WHILE share investors here took a breather for the Chinese New Year break, punters in other markets were in no festive mood as they scurried for safe havens.
Their panic selling could spill over in the Singapore bourse today as investors try to play catch-up after a long holiday weekend due to the Chinese New Year.
"We will see volatility in the coming days as all kinds of permutations contribute to the market mood," Song Seng Wun, analyst with CIMB Bank, told The Straits Times.
Yesterday's rout started in Tokyo as markets plunged more than 5 per cent, led by bank and brokerage shares.
The Topix index sank 5.5 per cent to 1,304.33 while Nikkei 225 Stock Average lost 5.4 per cent to 16,085.44.
The yen rose 0.7 per cent to 115.02 per dollar, after reaching 114.21, the strongest level since November 2014.

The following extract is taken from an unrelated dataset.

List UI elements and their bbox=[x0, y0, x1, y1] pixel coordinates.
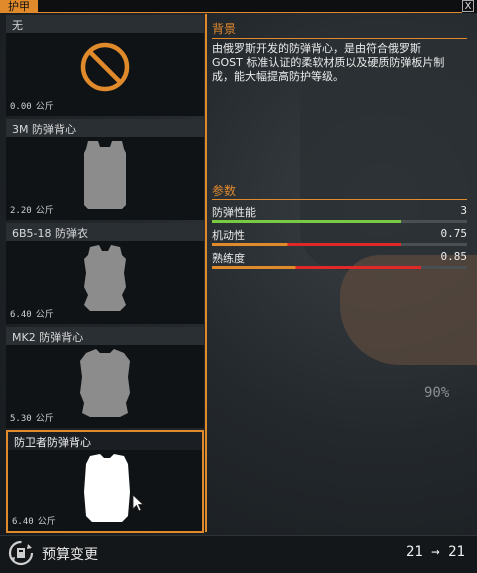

Ten-year bond rates shed five basis points to below zero.
Australian shares hit a 21/2-year low, joining the slump in global markets as sliding oil prices weighed on energy stocks and concerns about the health of banks. They could have slid lower if not for holidays in many centres.

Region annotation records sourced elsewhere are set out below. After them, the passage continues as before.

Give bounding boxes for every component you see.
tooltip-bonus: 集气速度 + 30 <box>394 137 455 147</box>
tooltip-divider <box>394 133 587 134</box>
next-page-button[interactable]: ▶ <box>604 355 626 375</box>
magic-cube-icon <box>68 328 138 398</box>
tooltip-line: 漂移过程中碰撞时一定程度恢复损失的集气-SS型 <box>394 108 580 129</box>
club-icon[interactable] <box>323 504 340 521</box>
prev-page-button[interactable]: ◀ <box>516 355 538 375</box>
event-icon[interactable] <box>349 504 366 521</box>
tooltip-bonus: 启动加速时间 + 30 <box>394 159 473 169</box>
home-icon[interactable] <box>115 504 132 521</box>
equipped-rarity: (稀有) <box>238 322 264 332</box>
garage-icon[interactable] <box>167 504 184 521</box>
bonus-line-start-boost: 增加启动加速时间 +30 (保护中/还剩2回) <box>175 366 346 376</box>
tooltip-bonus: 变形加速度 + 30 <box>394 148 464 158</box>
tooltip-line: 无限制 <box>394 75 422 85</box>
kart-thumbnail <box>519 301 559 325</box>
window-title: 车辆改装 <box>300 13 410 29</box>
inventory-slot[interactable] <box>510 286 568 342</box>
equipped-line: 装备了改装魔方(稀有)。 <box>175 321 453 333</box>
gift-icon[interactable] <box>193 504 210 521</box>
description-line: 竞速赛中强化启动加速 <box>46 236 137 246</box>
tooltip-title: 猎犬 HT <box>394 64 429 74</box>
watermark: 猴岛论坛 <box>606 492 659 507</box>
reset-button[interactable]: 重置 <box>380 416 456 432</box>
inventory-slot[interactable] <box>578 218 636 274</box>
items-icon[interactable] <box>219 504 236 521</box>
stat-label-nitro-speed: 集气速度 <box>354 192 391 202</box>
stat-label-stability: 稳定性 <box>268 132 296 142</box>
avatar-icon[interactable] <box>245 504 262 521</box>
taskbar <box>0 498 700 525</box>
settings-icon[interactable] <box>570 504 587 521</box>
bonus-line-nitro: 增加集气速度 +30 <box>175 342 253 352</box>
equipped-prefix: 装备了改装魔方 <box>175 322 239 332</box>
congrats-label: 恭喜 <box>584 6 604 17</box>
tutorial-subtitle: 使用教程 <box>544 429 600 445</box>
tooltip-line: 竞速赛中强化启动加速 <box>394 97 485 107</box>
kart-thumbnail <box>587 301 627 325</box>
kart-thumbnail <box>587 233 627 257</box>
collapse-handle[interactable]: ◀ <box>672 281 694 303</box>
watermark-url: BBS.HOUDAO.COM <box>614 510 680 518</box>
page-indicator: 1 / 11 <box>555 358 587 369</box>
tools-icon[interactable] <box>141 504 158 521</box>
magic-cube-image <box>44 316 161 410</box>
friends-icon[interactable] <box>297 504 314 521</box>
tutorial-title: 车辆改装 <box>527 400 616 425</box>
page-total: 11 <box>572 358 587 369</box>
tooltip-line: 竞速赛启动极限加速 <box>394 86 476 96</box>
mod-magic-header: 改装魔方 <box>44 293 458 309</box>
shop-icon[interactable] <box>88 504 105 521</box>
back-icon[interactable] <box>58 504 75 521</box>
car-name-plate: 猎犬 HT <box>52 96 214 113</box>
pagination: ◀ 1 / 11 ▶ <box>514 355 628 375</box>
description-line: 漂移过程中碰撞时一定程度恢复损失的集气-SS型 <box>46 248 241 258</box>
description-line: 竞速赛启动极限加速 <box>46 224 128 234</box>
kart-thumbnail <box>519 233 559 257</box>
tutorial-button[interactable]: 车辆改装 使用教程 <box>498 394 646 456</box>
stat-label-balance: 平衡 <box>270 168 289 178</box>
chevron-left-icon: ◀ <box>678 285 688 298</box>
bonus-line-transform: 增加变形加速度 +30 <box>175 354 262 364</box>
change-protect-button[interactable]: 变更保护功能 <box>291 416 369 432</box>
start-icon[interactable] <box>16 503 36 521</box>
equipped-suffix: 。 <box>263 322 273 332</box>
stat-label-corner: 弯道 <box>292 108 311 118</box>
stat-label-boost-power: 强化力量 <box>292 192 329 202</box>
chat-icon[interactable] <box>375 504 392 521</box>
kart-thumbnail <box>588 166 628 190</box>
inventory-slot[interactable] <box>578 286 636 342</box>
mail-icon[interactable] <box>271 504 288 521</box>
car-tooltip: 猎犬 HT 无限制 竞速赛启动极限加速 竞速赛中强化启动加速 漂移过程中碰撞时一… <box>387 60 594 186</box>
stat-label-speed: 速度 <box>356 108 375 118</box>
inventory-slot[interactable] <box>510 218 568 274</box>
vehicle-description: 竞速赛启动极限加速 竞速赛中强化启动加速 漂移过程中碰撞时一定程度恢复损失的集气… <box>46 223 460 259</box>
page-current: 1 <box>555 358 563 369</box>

Markets from China to South Korea remained closed for the CNY holidays.
Europe followed suit, with stocks declining for the seventh day. Europe 600 Index lost 0.9 per cent to 311.47 at 11.57am (7.57pm Singapore time) in London, slipping into so-called "oversold" territory.

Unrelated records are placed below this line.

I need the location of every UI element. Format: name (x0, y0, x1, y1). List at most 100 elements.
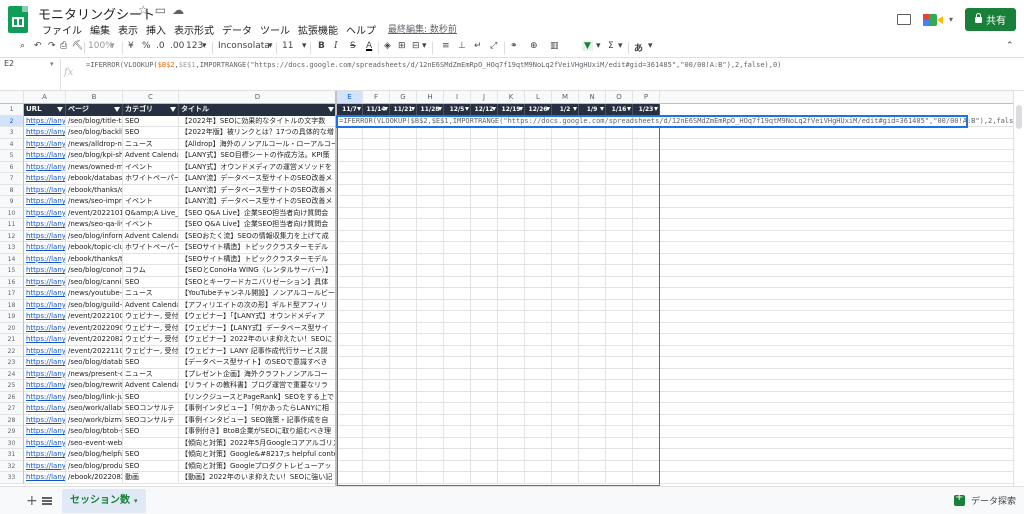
horizontal-align-icon[interactable]: ≡ (442, 41, 450, 51)
cell-empty[interactable] (660, 208, 1013, 219)
cell-title[interactable]: 【傾向と対策】2022年5月Googleコアアルゴリズ (179, 437, 337, 449)
cell-title[interactable]: 【SEO Q&A Live】企業SEO担当者向け質問会 (179, 219, 337, 231)
text-color-button[interactable]: A (366, 41, 372, 51)
column-header-h[interactable]: H (417, 91, 444, 104)
cell-page[interactable]: /ebook/database (66, 173, 123, 185)
column-header-k[interactable]: K (498, 91, 525, 104)
cell-category[interactable]: ニュース (123, 368, 179, 380)
cell-title[interactable]: 【SEOおたく流】SEOの情報収集力を上げて成 (179, 230, 337, 242)
select-all-corner[interactable] (0, 91, 24, 104)
menu-help[interactable]: ヘルプ (342, 22, 380, 37)
cell-category[interactable]: Q&amp;A Live_ (123, 207, 179, 219)
cell-category[interactable]: イベント (123, 196, 179, 208)
decrease-decimal-button[interactable]: .0 (156, 41, 165, 51)
cell-page[interactable]: /ebook/2022082 (66, 472, 123, 484)
cell-page[interactable]: /news/seo-impro (66, 196, 123, 208)
cell-empty[interactable] (660, 219, 1013, 231)
cell-category[interactable]: SEO (123, 127, 179, 139)
cell-page[interactable]: /seo/blog/link-jui (66, 391, 123, 403)
print-icon[interactable]: ⎙ (60, 41, 67, 51)
cell-url[interactable]: https://lany.c (24, 368, 66, 380)
cell-category[interactable]: SEO (123, 276, 179, 288)
cell-category[interactable]: SEO (123, 460, 179, 472)
cell-category[interactable]: SEOコンサルテ (123, 414, 179, 426)
comment-history-icon[interactable] (896, 14, 911, 25)
cell-url[interactable]: https://lany.c (24, 138, 66, 150)
font-select[interactable]: Inconsolata (218, 41, 270, 51)
cell-category[interactable]: Advent Calendar (123, 380, 179, 392)
cell-page[interactable]: /news/seo-qa-liv (66, 219, 123, 231)
cell-category[interactable] (123, 184, 179, 196)
cell-page[interactable]: /seo/blog/produc (66, 460, 123, 472)
row-header[interactable]: 7 (0, 173, 24, 185)
cell-empty[interactable] (660, 472, 1013, 484)
menu-extensions[interactable]: 拡張機能 (294, 22, 342, 37)
column-header-i[interactable]: I (444, 91, 471, 104)
cell-empty[interactable] (660, 392, 1013, 403)
cell-url[interactable]: https://lany.c (24, 161, 66, 173)
cell-category[interactable]: Advent Calendar (123, 150, 179, 162)
cell-empty[interactable] (660, 288, 1013, 300)
text-rotate-icon[interactable]: ⤢ (490, 41, 497, 51)
cell-title[interactable]: 【LANY流】データベース型サイトのSEO改善メ (179, 173, 337, 185)
column-header-c[interactable]: C (123, 91, 179, 104)
cell-page[interactable]: /news/alldrop-no (66, 138, 123, 150)
filter-dropdown-icon[interactable] (573, 107, 577, 111)
cell-title[interactable]: 【傾向と対策】Google&#8217;s helpful content (179, 449, 337, 461)
cell-page[interactable]: /seo/blog/rewrite (66, 380, 123, 392)
column-header-a[interactable]: A (24, 91, 66, 104)
cell-title[interactable]: 【ウェビナー】LANY 記事作成代行サービス説 (179, 345, 337, 357)
row-header[interactable]: 24 (0, 368, 24, 380)
row-header[interactable]: 33 (0, 472, 24, 484)
title-icons[interactable]: ☆▭☁ (138, 3, 190, 17)
cell-category[interactable]: ニュース (123, 138, 179, 150)
cell-url[interactable]: https://lany.c (24, 345, 66, 357)
cell-title[interactable]: 【プレゼント企画】海外クラフトノンアルコー (179, 368, 337, 380)
cell-category[interactable]: コラム (123, 265, 179, 277)
row-header[interactable]: 22 (0, 345, 24, 357)
cell-url[interactable]: https://lany.c (24, 311, 66, 323)
cell-category[interactable]: SEO (123, 426, 179, 438)
cell-empty[interactable] (660, 196, 1013, 208)
row-header[interactable]: 6 (0, 161, 24, 173)
cell-title[interactable]: 【事例付き】BtoB企業がSEOに取り組むべき理 (179, 426, 337, 438)
chevron-down-icon[interactable]: ▾ (302, 41, 307, 51)
sheets-logo-icon[interactable] (8, 6, 28, 33)
cell-url[interactable]: https://lany.c (24, 460, 66, 472)
chevron-down-icon[interactable]: ▾ (110, 41, 115, 51)
row-header[interactable]: 31 (0, 449, 24, 461)
filter-dropdown-icon[interactable] (627, 107, 631, 111)
insert-chart-icon[interactable]: ▥ (550, 41, 559, 51)
cell-category[interactable]: ウェビナー, 受付 (123, 334, 179, 346)
column-header-e[interactable]: E (337, 91, 363, 104)
column-header-g[interactable]: G (390, 91, 417, 104)
header-url[interactable]: URL (24, 104, 66, 116)
row-header[interactable]: 10 (0, 207, 24, 219)
star-icon[interactable]: ☆ (138, 3, 155, 17)
menu-insert[interactable]: 挿入 (142, 22, 170, 37)
cell-url[interactable]: https://lany.c (24, 426, 66, 438)
vertical-align-icon[interactable]: ⊥ (458, 41, 466, 51)
chevron-down-icon[interactable]: ▾ (422, 41, 427, 51)
cell-page[interactable]: /seo/blog/cannib (66, 276, 123, 288)
cell-page[interactable]: /seo/blog/conoh (66, 265, 123, 277)
cell-url[interactable]: https://lany.c (24, 322, 66, 334)
cell-empty[interactable] (660, 380, 1013, 392)
cell-title[interactable]: 【事例インタビュー】SEO施策・記事作成を自 (179, 414, 337, 426)
row-header[interactable]: 2 (0, 115, 24, 127)
row-header[interactable]: 9 (0, 196, 24, 208)
row-header[interactable]: 4 (0, 138, 24, 150)
cell-empty[interactable] (660, 438, 1013, 449)
column-header-p[interactable]: P (633, 91, 660, 104)
cell-page[interactable]: /seo/blog/backlink (66, 127, 123, 139)
sheet-tab-sessions[interactable]: セッション数 ▾ (62, 489, 146, 513)
chevron-down-icon[interactable]: ▾ (268, 41, 273, 51)
add-sheet-icon[interactable]: + (26, 493, 38, 509)
undo-icon[interactable]: ↶ (34, 41, 42, 51)
cell-page[interactable]: /seo-event-webi (66, 437, 123, 449)
move-folder-icon[interactable]: ▭ (155, 3, 172, 17)
cell-empty[interactable] (660, 369, 1013, 380)
filter-dropdown-icon[interactable] (546, 107, 550, 111)
cell-page[interactable]: /event/2022101 (66, 207, 123, 219)
cell-url[interactable]: https://lany.c (24, 127, 66, 139)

A gauge of banks slid to a 28-month low with Deutsche Bank reversing gains to fall 1.5 per cent even as it reassured investors that it has enough cash to pay its debts.
"Investors had probably thought yesterday (Monday) we might have hit bottom but they've been crushed," Nobuyuki Fujimoto, analyst at SBI Securities in Tokyo told Bloomberg, referring to the market slide at the start of the week.
"Greece, Deutsche Bank, shale gas - all we hear is bad news. Investors must have their heads in their hands right now."
Gold was on track for its longest rally since 2011 while oil traded at about US$30 a barrel.
All this has magnified the stakes for United States Federal Reserve chair Janet Yellen's testimony this week.
"She needs to come across as optimistic without being too hawkish and cautious without being negative," said ANZ analyst Jo Masters. The Dow Jones Industrial Average pared an earlier 400-point decline to settle with a loss of 177.92 points, or 1.1 per cent, at 16,027.05 on Monday.
"The 'fear factor' in markets has morphed from being about an emerging market hard landing and collapsing oil prices to being about the extent of the slowdown in the developed world and the ability of central banks to reflate asset values yet again," analysts at Citi said in a note.
Roger Tan, chief executive of Voyage Research, told The Straits Times: "It has always been about the global economic slowdown. Oil prices and China data are just excuses to sell down equity."
He said while local markets make the occasional bull run amid signs of fiscal and monetary stimulus policies, new growth engines will be hard to find.
"Slow and painful with occasional 'rain of hope' is going to be Singapore's outlook for the year," he said.